1960-1980 yılları arasında geçen dönemde ne yazık ki bu ölümcül parazit diğer sağlık sorunlarına oranla ihmal edilmiştir. 1980 yılında GlaxoSmithKline firması tarafından Plasmodium falciparum üzerine yapılan ilk aşı denemeleri de büyük başarısızlıkla sonlanmıştır. 1994 yılında önceki yazılarımda da bahsettiğim gibi Gates Vakfı bu konudaki araştırmalar için 4.5 milyar dolar gibi çok büyük bir miktarı kullanıma sunmuştur. Bu durum üzerine farklı farklı aşı geliştirme stratejileri ortaya çıkmıştır. Bunlardan ilki zayıf parazit kültürü yaratma stratejisi olarak ortaya çıkmaktadır. Oldukça karmaşık olan bu yöntemde kültüvasyonla yaratılan hastalık yeteneği düşük parazitlerden aşı hazırlanarak kişilerin immünizasyonu sağlanmaya çalışılmaktadır. yüzde 100 bağışıklık sağlamaya dayanan yöntemle bugün Seattle Biomed isimli şirket çalışmalarına devam etmektedir. Bir diğer yöntemde ise ana tema bulaşımın bloklanması olarak belirlenmiştir. Bu yöntemde, aşı yapılan kişide oluşan antikorların sokan sivrisineğe geçerek parazitin yaşamı için gerekli sivrisinek enzimini bozması temeline dayanmaktadır.
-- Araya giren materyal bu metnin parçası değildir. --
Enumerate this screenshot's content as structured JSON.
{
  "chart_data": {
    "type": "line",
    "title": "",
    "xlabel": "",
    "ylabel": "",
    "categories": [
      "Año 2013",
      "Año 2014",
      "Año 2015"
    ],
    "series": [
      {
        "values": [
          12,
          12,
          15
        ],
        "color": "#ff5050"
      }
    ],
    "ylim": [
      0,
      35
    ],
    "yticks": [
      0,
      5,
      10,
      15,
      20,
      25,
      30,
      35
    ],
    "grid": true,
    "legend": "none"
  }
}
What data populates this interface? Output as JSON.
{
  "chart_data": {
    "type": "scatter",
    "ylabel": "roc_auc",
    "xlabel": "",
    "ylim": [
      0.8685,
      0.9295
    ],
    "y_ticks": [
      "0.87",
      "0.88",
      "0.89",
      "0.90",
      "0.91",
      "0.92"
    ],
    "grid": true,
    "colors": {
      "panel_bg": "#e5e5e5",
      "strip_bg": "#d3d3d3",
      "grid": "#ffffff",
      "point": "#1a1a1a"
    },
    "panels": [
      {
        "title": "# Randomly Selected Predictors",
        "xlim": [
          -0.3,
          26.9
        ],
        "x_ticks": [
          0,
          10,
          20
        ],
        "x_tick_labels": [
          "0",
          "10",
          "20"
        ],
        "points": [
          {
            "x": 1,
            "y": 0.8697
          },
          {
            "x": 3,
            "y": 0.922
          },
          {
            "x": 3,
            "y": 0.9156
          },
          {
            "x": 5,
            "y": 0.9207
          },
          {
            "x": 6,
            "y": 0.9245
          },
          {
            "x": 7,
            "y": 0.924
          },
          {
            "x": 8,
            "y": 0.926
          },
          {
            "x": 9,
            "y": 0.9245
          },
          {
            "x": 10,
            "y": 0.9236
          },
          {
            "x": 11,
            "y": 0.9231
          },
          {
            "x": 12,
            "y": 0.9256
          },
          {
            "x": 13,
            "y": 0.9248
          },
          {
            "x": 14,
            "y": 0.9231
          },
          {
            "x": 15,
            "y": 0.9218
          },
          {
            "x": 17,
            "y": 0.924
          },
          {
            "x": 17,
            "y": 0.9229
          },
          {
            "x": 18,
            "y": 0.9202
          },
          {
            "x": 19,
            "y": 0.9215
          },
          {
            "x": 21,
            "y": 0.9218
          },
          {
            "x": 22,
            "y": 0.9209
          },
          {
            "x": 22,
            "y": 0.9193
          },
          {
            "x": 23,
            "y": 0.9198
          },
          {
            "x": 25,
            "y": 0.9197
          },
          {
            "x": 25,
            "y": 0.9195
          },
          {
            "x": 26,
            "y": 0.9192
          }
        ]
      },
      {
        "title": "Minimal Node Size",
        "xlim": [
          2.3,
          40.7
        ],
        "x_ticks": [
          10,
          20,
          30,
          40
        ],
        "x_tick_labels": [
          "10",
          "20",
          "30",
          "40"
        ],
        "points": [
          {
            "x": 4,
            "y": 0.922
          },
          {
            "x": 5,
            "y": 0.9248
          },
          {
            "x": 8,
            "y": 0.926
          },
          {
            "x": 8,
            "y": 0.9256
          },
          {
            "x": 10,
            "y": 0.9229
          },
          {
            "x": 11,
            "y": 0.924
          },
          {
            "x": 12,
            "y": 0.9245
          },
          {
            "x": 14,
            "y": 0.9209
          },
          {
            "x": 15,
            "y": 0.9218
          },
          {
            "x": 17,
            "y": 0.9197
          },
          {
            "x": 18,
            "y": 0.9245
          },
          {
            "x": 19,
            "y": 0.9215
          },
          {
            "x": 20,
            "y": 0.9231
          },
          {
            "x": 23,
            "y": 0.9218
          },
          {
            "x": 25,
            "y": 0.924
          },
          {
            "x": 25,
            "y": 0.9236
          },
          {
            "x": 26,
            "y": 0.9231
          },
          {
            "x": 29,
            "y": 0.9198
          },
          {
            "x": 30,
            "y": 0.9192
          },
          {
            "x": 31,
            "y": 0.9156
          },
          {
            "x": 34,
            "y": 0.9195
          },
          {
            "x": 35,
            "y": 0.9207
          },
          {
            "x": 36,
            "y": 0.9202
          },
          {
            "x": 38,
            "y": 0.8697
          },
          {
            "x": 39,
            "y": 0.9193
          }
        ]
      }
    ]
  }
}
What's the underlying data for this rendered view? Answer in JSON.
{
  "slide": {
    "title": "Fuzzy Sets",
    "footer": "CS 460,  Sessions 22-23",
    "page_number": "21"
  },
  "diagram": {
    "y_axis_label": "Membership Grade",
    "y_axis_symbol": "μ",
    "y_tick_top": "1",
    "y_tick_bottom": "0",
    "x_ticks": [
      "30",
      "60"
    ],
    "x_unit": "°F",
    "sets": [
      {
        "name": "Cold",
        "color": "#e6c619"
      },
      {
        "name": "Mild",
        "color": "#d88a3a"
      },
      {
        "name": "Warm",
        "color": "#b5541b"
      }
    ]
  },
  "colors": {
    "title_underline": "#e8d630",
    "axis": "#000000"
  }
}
Son yöntem ise daha önce başarısızlığa uğrayan GlaxoSmithKline firmasının P. falciparum proteinlerinden oluşan aşısına bir de adjuvan ekleyerek geliştirdiği yeni aşının kullanımıdır. Bu aşı RTS,S adıyla ilk kez 1980’de duyulmaya başlanmıştır ve P. falciparum CS proteni ana maddesini oluşturmaktadır. B hücreleri ve T-helper hücrelerine etki edecek yeni adjuvanın eklenmesiyle bu aşının işe yarayabileceği ve özellikle yaygın sıtma görülen Afrika ülkeleri için bir çözüm olabileceği düşünülmektedir. Ancak aşı geliştirme yönteminin pahalı oluşu ve bunun kâr amaçlı bir şirket tarafından üretimi yaygın kullanımını engelleyebilecek ilk sorun olarak ortaya çıkmaktadır. Eğer bu aşı planlandığı gibi etkili ise ve yaygın kullanılabilinirse yılda 500 bin kişinin yaşamını kurtarabileceği hesaplanmaktadır. Geçtiğimiz 20 yıl boyunca biyoteknoloji alanında görülen ilerlemeler ve sıtma aşısı araştırmalarına bağlı olarak sıtmaya karşı bağışıklık konusundaki çalışmalarda önemli bir artış gözlenmiştir. Yıllar boyunca sıtma aşısı üretimindeki en büyük engel pratik antijen kaynağının eksikliği olmuştur. Büyük miktarda, sporozoitlerin çıkarılması için sivrisineklerin diseke edilmesi mümkün olmamıştır. Ayrıca insan eritrosit hücresinden, parazitin yapısal parçalarının ayrıştırılmasındaki zorluklar aşılamaz görülmüştür. Monoklonal antikorlar ve rekombinant DNA teknolojisinin ortaya çıkışı bu konuya tüm bakışı değiştirmiş ve immünite oluşturabilecek spesifik parazit komponentlerinin yapay üretimine ve tanımlanmasına olanak sağlamıştır. Parazitin her dönemi için, aday moleküller bulunmuş, üretilmiş ve değişik başarı dereceleriyle sonuçlanan değişik deneysel sistemlerde kullanılmıştır. Çok hızlı gelişme gösteren sporozoit aşılama alanı sonucu geliştirilen prototip aşılar oldukça sınırlı başarı sonuçlarıyla gönüllü insanlar üzerinde denenmiştir. Yine de Malarianexus isimli sıtma kaynak birikimlerinin bildirdiğine göre önümüzdeki 10 yıl sıtma aşılarının kitlelere ulaşımı mümkün görünmemektedir. Tüm dünya nüfusunun sağlıklı günlere ulaştığı zamanları en kısa sürede görebilmek ümidiyle esen kalınız.